There is a long tradition in re-imagining classics thus, and it seems mostly to come wrapped in a Austen fixation: HarperCollins commissioned Trollope and five others for 'The Austen Project', which brings all six of her complete novels into the 21st century. Many Austen fans will be curious to see how Trollope will treat the story - what she'll throw out or keep.

This is not the first time she has been reconceived either. Helen Fielding was said to have used Pride and Prejudice as inspiration for Bridget Jones's Diary, and there have been those bizarre offshoots like Pride and Prejudice and Zombies. By all accounts, we love these reinventions. Other authors have had the same treatment: Zadie Smith's On Beauty was a "homage" to EM Forster's Howard's End, and Francesca Segal won acclaim for her debut, The Innocents, a retelling of Edith Wharton's Age of Innocence set in London's Jewish community.

There is something comforting about hearing the same stories told to us, as reassuring in their ritual retelling as the bedtime stories we liked to hear repeated as children. But don't we have new, more topical stories to tell, and hear? Trollope's book is bound to be fresh: flicking though it I glimpsed talk of sex-kittens and texts, but there are so many books and so little time to read them, and arguably, even less time for a well-known, retweaked classic. Adaptations of all kinds don't always send readers to the original text but gives some a false sense of having done (seeing last year's film adaptation of Great Expectations was not tantamount to reading Dickens, just for the record).

Perhaps we can't leave Austen's oeuvre alone because her preoccupations are still our own. Finding love or a comfortable marriage is no less central to middle-class lives, it would seem, despite the fact that, on the whole, we no longer marry for money and position. Or do we? Austen's popular transposition into the modern age suggests that some of us might do. Some classics can't be reworked yet we get a great deal from them all the same. A modern Anna Karenina would have no cause to throw herself under a train after leaving her husband for her lover. And she would hardly be denied access to her son because of it. Madame Bovary would certainly not perish in a dull marriage, she'd simply have a cinq à sept.

Times might change, but classic literature doesn't always need to.

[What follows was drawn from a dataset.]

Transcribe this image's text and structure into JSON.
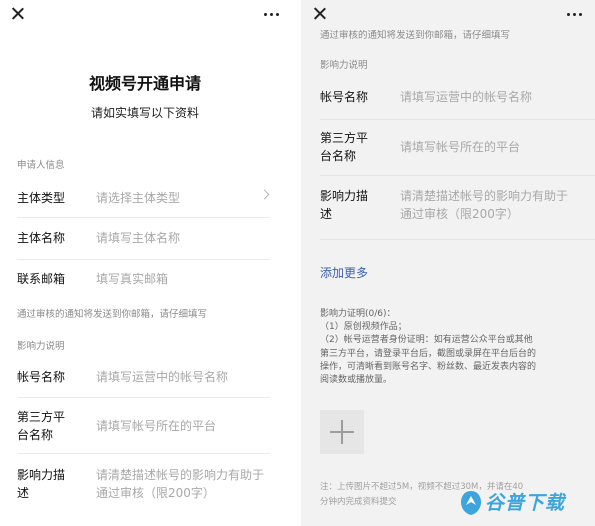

After Stoner's success, a second quiet classic

Stoner, the 1965 novel by John Williams that has taken the world's book charts by storm, may only be the first in Williams's oeuvre to become a latter-day bestseller. Waterstones is including his last novel, Augustus (which afficionados claim as his best) in its September 'book club'. A sticker will flag up the Stoner connection. Meanwhile, some are hoping for Stoner - the film. Not beyond the realms of possibility, given that Tom Hanks raved about it some years ago. Could he offer his services?

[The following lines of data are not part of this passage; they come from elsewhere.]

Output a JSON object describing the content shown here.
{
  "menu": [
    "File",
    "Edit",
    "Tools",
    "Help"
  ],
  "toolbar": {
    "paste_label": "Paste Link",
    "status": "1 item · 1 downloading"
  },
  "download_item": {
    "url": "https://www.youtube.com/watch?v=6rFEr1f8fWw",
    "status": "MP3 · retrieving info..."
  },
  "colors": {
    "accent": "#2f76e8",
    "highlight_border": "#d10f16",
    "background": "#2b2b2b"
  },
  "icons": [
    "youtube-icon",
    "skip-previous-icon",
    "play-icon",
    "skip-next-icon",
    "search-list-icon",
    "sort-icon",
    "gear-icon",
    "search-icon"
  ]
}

Super library as tourist hotspot?

A ten storey building has recently furnished the skyline of Birmingham. Designed by the smartDutch architects, Mecanoo, the state-of-the-art building look like, from the outside at least, a Tate Modern for the Midlands.

It will open its doors as the city's super library and as the flagship project of the city's 20 year regeneration plan, it is hoped that it will become a "cultural destination". It will house world-class collections of archives, photography and rare books with precious collections kept in a climatically controlled environment. A new gallery will have an exhibitions programme, two garden terraces and, charmingly, even a music rotunda.

At a time when smaller libraries are seeing closures, there is a reassuring symbolism in the opening of this impressive library, as long as the smaller fish aren't killed off elsewhere.